Que-4: Taking the sets of natural numbers as the universal sets, write down the complements of the following sets:
(i) {x : x is an even natural number} (ii) {x : x is a positive multiple of 3}
(iii) {x : x is a prime number} (iv) {x : x is a natural number divisible by 3 and 5}
(v) {x : x + 5 = 8} (vi) {x : 2x + 5 = 9} (vii) {x : x ≥ 7} (viii) {x : x∈N and 2x+1 > 10}

Sol: (i) {x : x is an even natural number}
Even natural number = {2, 4, 6, 8, 10, ……..}
Complements = odd natural number
= {1, 3, 5, 7, 9, ……}

(ii) {x : x is a positive multiple of 3}
Multiple of 3 = {3, 6, 9, 12, …..}
Complement = Natural number not divisible by 3
= {1, 2, 4, 5, 7,……}

(iii) {x : x is a prime number}
Prime number = {2, 3, 5, 7, 11, 13, ….}
Complement = Natural number that are not prime number
= {1, 4, 6, 8, 9, 10, 12, 14, …..}

(iv) {x : x is a natural number divisible by 3 and 5}
Number divisible by both 3 and 5 = Multiple of 15 = {15, 30, 45, 60,….}
Complement = Natural number not divisible by 15
= {1, 2, 3, ……, 14, 16, 17, ….}

(v) {x : x + 5 = 8}
x + 5 = 8
x = 3
Complement = Number without 3
= {1, 2, 4, 5, 6, 7, …..}

(vi) {x : 2x + 5 = 9}
2x + 5 = 9
2x = 4
x = 2
Complement = Number without 2
= {1, 3, 4, 5, 6, 7,……}

(vii) {x : x ≥ 7}
Set = {7, 8, 9, 10, …..}
Complement = Natural number less than 7
= {1, 2, 3, 4, 5, 6}.

(viii) {x : x∈N and 2x+1 > 10}
2x + 1 > 10
2x > 9
x > 4.5
x ≥ 5
Set = {5, 6, 7, 8, …..}
Complement = Number less than 5
= {1, 2, 3, 4}

Que-5: Let U be the set of all triangles in a plane. If A is the set of all triangles with at least one angle different from 60°, what is A’ ?
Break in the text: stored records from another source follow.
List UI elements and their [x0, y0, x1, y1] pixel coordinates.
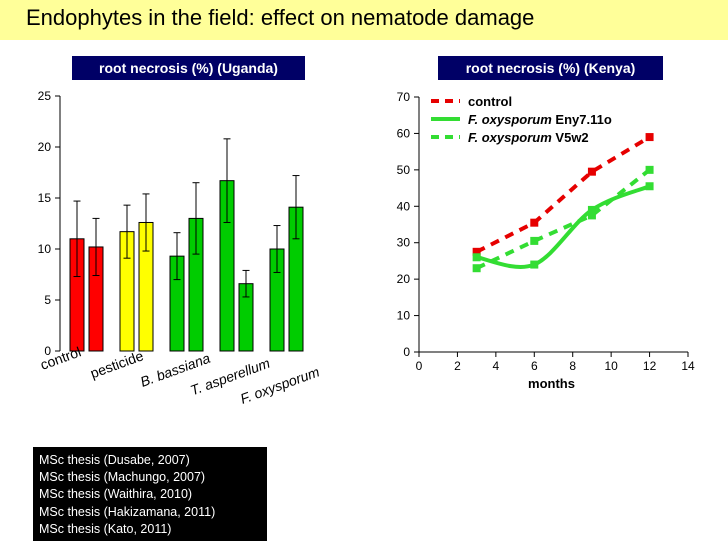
- kenya-data-point: [472, 253, 481, 262]
- kenya-x-axis-label: months: [528, 376, 575, 391]
- kenya-series-line: [475, 135, 651, 254]
- reference-item: MSc thesis (Kato, 2011): [39, 521, 172, 536]
- kenya-x-tick-label: 6: [531, 359, 538, 373]
- kenya-y-tick-label: 0: [403, 345, 410, 359]
- kenya-x-tick-label: 4: [493, 359, 500, 373]
- kenya-y-tick-label: 40: [397, 199, 411, 213]
- kenya-y-tick-label: 20: [397, 272, 411, 286]
- kenya-y-tick-label: 10: [397, 309, 411, 323]
- kenya-data-point: [645, 165, 654, 174]
- kenya-y-tick-label: 50: [397, 163, 411, 177]
- reference-item: MSc thesis (Machungo, 2007): [39, 470, 206, 485]
- kenya-series-line: [476, 184, 651, 269]
- kenya-legend-label: F. oxysporum V5w2: [468, 130, 589, 145]
- kenya-data-point: [530, 260, 539, 269]
- kenya-data-point: [587, 205, 596, 214]
- kenya-x-tick-label: 10: [604, 359, 618, 373]
- kenya-data-point: [645, 133, 654, 142]
- uganda-category-label: pesticide: [88, 347, 146, 381]
- title-bar: [0, 0, 728, 40]
- references-box: MSc thesis (Dusabe, 2007) MSc thesis (Ma…: [33, 447, 267, 541]
- kenya-x-tick-label: 12: [643, 359, 657, 373]
- kenya-data-point: [645, 182, 654, 191]
- reference-item: MSc thesis (Dusabe, 2007): [39, 453, 190, 467]
- kenya-x-tick-label: 2: [454, 359, 461, 373]
- uganda-y-tick-label: 0: [44, 344, 51, 358]
- kenya-data-point: [587, 167, 596, 176]
- kenya-series-line: [475, 168, 651, 271]
- kenya-data-point: [472, 247, 481, 256]
- kenya-y-tick-label: 70: [397, 90, 411, 104]
- uganda-y-tick-label: 15: [38, 191, 52, 205]
- kenya-data-point: [530, 218, 539, 227]
- uganda-chart-title: root necrosis (%) (Uganda): [72, 56, 305, 80]
- kenya-y-tick-label: 30: [397, 236, 411, 250]
- kenya-x-tick-label: 0: [416, 359, 423, 373]
- kenya-x-tick-label: 14: [681, 359, 695, 373]
- kenya-data-point: [472, 264, 481, 273]
- reference-item: MSc thesis (Waithira, 2010): [39, 487, 193, 502]
- kenya-data-point: [587, 211, 596, 220]
- uganda-y-tick-label: 20: [38, 140, 52, 154]
- kenya-y-tick-label: 60: [397, 126, 411, 140]
- kenya-legend-label: F. oxysporum Eny7.11o: [468, 112, 612, 127]
- kenya-data-point: [530, 236, 539, 245]
- kenya-legend-label: control: [468, 94, 512, 109]
- uganda-y-tick-label: 5: [44, 293, 51, 307]
- kenya-chart-title: root necrosis (%) (Kenya): [438, 56, 663, 80]
- kenya-x-tick-label: 8: [569, 359, 576, 373]
- page-title: Endophytes in the field: effect on nemat…: [26, 5, 535, 30]
- uganda-y-tick-label: 10: [38, 242, 52, 256]
- reference-item: MSc thesis (Hakizamana, 2011): [39, 504, 216, 519]
- uganda-y-tick-label: 25: [38, 89, 52, 103]
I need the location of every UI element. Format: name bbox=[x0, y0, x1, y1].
Sol: It is given that U is the set of all triangles in a plane.
Also, A is the set of all triangles with at least one angle different from 60°.
Then A’, which is the complement of A, is
A’ = U – A
= {All triangles} – {all triangles with at least one angle different from 60°}
= {All triangles in which all angles are equal to 60°}
= All equilateral triangles
Thus, A′ is the set of all equilateral triangles.